Comparative genomic analysis of esophageal squamous cell carcinoma and adenocarcinoma: New opportunities towards molecularly targeted therapy

Abstract

Esophageal cancer is one of the most lethal cancers worldwide because of its rapid progression and poor prognosis. Esophageal squamous cell carcinoma (ESCC) and esophageal adenocarcinoma (EAC) are two major subtypes of esophageal cancer. ESCC predominantly affects African and Asian populations, which is closely related to chronic smoking and alcohol consumption. EAC typically arises in Barrett's esophagus with a predilection for Western countries. While surgical operation and chemoradiotherapy have been applied to combat this deadly cancer, molecularly targeted therapy is still at the early stages. With the development of large-scale next-generation sequencing, various genomic alterations in ESCC and EAC have been revealed and their potential roles in the initiation and progression of esophageal cancer have been studied. Potential therapeutic targets have been identified and novel approaches have been developed to combat esophageal cancer. In this review, we comprehensively analyze the genomic alterations in EAC and ESCC and summarize the potential role of the genetic alterations in the development of esophageal cancer. Progresses in the therapeutics based on the different tissue types and molecular signatures have also been reviewed and discussed.

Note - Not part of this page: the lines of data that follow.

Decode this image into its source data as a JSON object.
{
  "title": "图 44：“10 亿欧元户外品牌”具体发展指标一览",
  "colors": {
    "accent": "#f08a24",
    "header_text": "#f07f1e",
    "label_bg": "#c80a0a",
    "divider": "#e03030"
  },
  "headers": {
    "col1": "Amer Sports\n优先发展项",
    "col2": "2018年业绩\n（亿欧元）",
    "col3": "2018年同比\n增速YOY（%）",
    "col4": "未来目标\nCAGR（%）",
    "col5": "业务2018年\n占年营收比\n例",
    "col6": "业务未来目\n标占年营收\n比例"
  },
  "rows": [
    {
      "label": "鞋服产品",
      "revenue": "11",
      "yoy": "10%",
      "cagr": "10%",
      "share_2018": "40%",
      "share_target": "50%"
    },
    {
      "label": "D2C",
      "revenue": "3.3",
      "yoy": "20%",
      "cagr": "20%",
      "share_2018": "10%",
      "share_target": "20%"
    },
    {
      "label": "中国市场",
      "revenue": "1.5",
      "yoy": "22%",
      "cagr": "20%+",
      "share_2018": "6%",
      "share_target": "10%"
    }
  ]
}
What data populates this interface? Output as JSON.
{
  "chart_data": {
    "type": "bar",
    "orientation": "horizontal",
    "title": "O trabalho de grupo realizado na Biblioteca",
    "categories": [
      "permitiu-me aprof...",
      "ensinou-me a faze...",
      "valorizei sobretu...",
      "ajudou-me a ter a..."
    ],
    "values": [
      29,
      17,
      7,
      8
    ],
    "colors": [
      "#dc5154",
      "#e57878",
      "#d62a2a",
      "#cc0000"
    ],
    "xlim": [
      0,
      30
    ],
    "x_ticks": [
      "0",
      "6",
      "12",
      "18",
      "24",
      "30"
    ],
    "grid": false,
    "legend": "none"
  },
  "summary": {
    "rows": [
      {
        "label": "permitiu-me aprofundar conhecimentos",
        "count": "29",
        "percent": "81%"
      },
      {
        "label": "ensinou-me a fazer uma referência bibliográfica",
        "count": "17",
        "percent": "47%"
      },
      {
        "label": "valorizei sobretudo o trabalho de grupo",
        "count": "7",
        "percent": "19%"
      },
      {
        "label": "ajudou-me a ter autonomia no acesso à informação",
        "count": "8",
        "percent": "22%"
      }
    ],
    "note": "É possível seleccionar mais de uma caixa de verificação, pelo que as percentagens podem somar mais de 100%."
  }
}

Keywords: Copy number variation; Esophageal adenocarcinoma; Esophageal cancer; Esophageal squamous cell carcinoma; Genomic alteration; Molecularly targeted therapy; Next-generation sequencing; Somatic mutation.

Graphical abstract

Figure 1

Frequent genetic alterations in human esophageal squamous cell carcinoma (ESCC) and esophageal adenocarcinoma (EAC). The data of genetic alterations in human ESCC and EAC were collected from cBioPortal, www.cbioportal.org, accessed in April 2021 (Tables S1–S4). The top 15 cancer-related genes with highest rate in mutation (A) or copy number variation (B) in ESCC and EAC were presented as a Venn diagram. Genes in red have been reported to be associated with esophageal cancer and are or potentially are therapeutic targets. ∗EGFR has been verified as a promising target to treat ESCC though it is not among the top 15 altered genes.

Figure 2

Comparison of genetic alterations between ESCC and EAC. The frequency of alteration of the genes in red presented in Fig. 1 was compared between ESCC and EAC according to the data from cBioPortal. SF: similar frequency. If the frequency of alteration in a gene is greater than 2-fold (≥2) in ESCC compared to that in EAC, the gene is assigned to ‘ESCC > EAC’. If the frequency of alteration in a gene is greater than 2-fold (≥2) in EAC compared to that in ESCC, the gene is assigned to ‘ESCC < EAC’. If the difference in the frequency of alteration in a gene is less than 2-fold, the gene was considered as ‘similar frequency’ in both ESCC and EAC. (A) Frequency of mutations. (B) Frequency of copy number variations.

Figure 3

Significantly dysregulated pathways in human ESCC (A) and EAC (B). The most altered genes were classified into three signaling pathways. The frequency of genetic alterations in ESCC and EAC were retrieved from cBioPortal (www.cbioportal.org, accessed in April 2021.). (a) RTK–MAPK–PI3K signaling. (b) Cell cycle regulation. (c) Epigenetic modulation.

Figure 4

Potential therapeutic targets and drugs for the treatment of ESCC and EAC. Drugs in red have been approved by FDA, drugs in black are at different stages of clinical trials, while drugs in blue are in preclinical studies.